Qualified lenders will start accepting small-business and sole-proprietor applicants for fully-forgiven loans from the Paycheck Protection Program on April 3. The program is part of the federal government’s $2.2 trillion stimulus package signed into law last week.
This $349 billion Paycheck Protection Program, a partnership between private lenders and the Treasury Department, is meant to cover eight weeks of small business costs and keep workers employed while the COVID-19 pandemic can be contained and the economy can recover, said Treasury Secretary Steven Mnuchin.
Federal officials told SBA-certified lenders to be ready to start accepting applications on Friday and urged borrowers to apply as soon as possible. Independent contractors and self-employed individuals can start applying on April 10.
“This legislation provides small business job retention loans to provide eight weeks of payroll and certain overhead to keep workers employed,” Mnuchin said. “The loans will be forgiven as long as the funds are used to keep employees on the payroll and for certain other expenses.”

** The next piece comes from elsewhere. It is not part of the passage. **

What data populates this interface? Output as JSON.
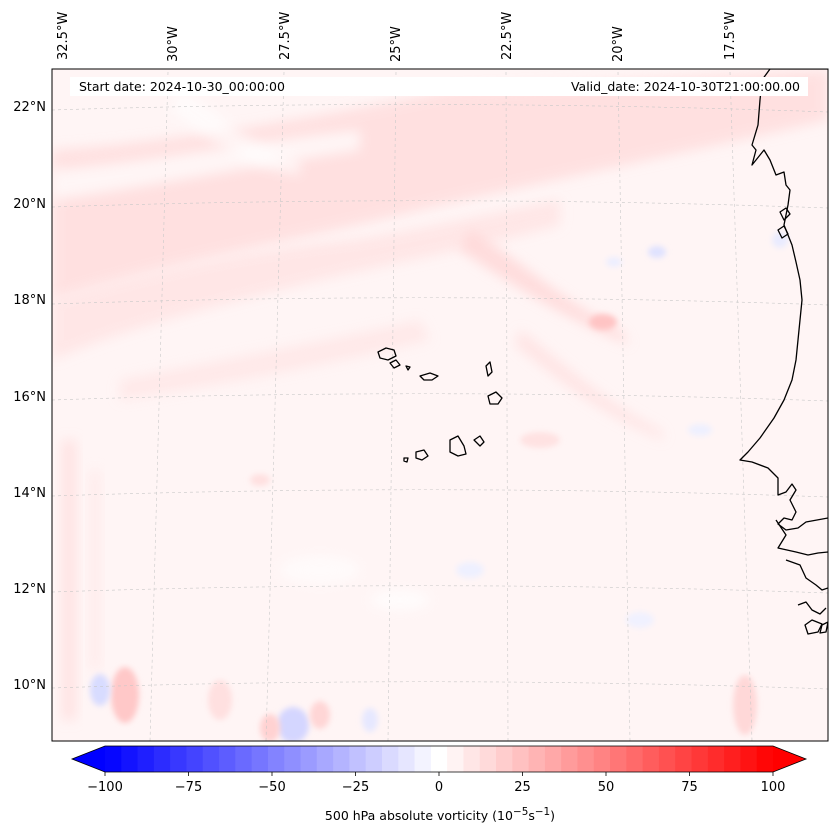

Qualifications for PPP loans
Business and nonprofits with less than 500 employees can receive up to two and a half times the borrower’s average monthly payroll costs. Loans, which are 100% backed by the Small Business Administration (SBA), are capped at $10 million.
Loan forgiveness depends on the employer’s ability to restore full-time employment and salary levels for any changes made between Feb. 15 and April 26 due to COVID-19, and forgiveness will be reduced for employers who reduce full-time employee headcount, according to Treasury Department guidelines released this week.
Payments can also be used to pay non-payroll expenses incurred due to the coronavirus pandemic, like mortgage interest, rent and utility costs. But due to the likeliness of a high volume of applications, SBA officials anticipate lenders will set an upper limit of 25% of the forgiven amount that can be used for non-payroll costs.
Loan agreements stipulate a maximum term of two years and a 0.5% interest rate — down from the 4% maximum interest rate of the original CARES Act legislation — with no payments due in the first six months. Loan amounts for payroll costs will be capped at $100,000 annualized for each employee.
Businesses will be required to submit a copy of 941 quarterly tax documents from the past 12 months, as well as rent costs, insurance premiums, utilities and mortgage interest, so lenders can verify the loan amount for which the company is eligible.
Banks are going to be swamped
The Treasury Department is coordinating the program with the SBA and says it will be in operation by April 3. Businesses can go to participating SBA-certified lenders and get their loans approved in the same day.
“Our goal is to position lenders as the single point-of-contact for small businesses – the application, loan processing, and disbursement of funds will all be administered at the community level,” said SBA Administrator Jovita Carranza in a statement issued this week. “Speed is the operative word; applications for the emergency capital can begin as early as this week, with lenders using their own systems and processes to make these loans.”
Same-day approval for loans is going to require round-the-clock work from bank employees for it to be feasible, said Centric Bank President Patti Husic.
“I do think that it could be approved in the same day, but will it be disbursed? That’s where a challenge will come into play,” Husic said. “One of the things our team did working all night long is setting up an online loan portal so we can deal with this volume coming through.”
Husic said lenders like her bank were directed to facilitate the Paycheck Protection Program after the rush of borrowers to the SBA website caused it to crash earlier this month.
“Financial institutions weren’t built for this kind of thing,” she said, adding that the advantage a community bank like hers has is the individual attention staff can give borrowers.
Participating financial institutions will be reimbursed a servicing fee to handle the surge of applications based on the size of the loan: 5% for loans up to $350,000, 3% for loans between $350,000 and $2,000,000 and 1% for loans $2,000,000 or greater. Lenders are prohibited from collecting fees from borrowers under the Paycheck Protection Program.
Likewise, agents processing loans will be compensated 1% for loans $350,000 and under, 0.5% for loans greater than $350,000 to $2 million and 0.25% for loans greater than $2 million.
“In addition to the [Paycheck Protection Program], there’s probably going to be an equal amount of work that’s being done with other customers, and it’s at a volume that most organizations aren’t used to,” Husic said.
She noted her bank is seeing an influx of property owners whose tenants are struggling to come up with mortgage payments, often times due to tenants’ financial burdens, and customers requesting loan deferrals, making for a round-the-clock workload for bank staff.
Husic said it’s still unclear what loan forms will be used to facilitate the application. But guidelines regarding loan forms as well as the process by which forgiveness will be assessed are expected to come from the Treasury Department and SBA in the coming days.
Sample application forms are available on the SBA website.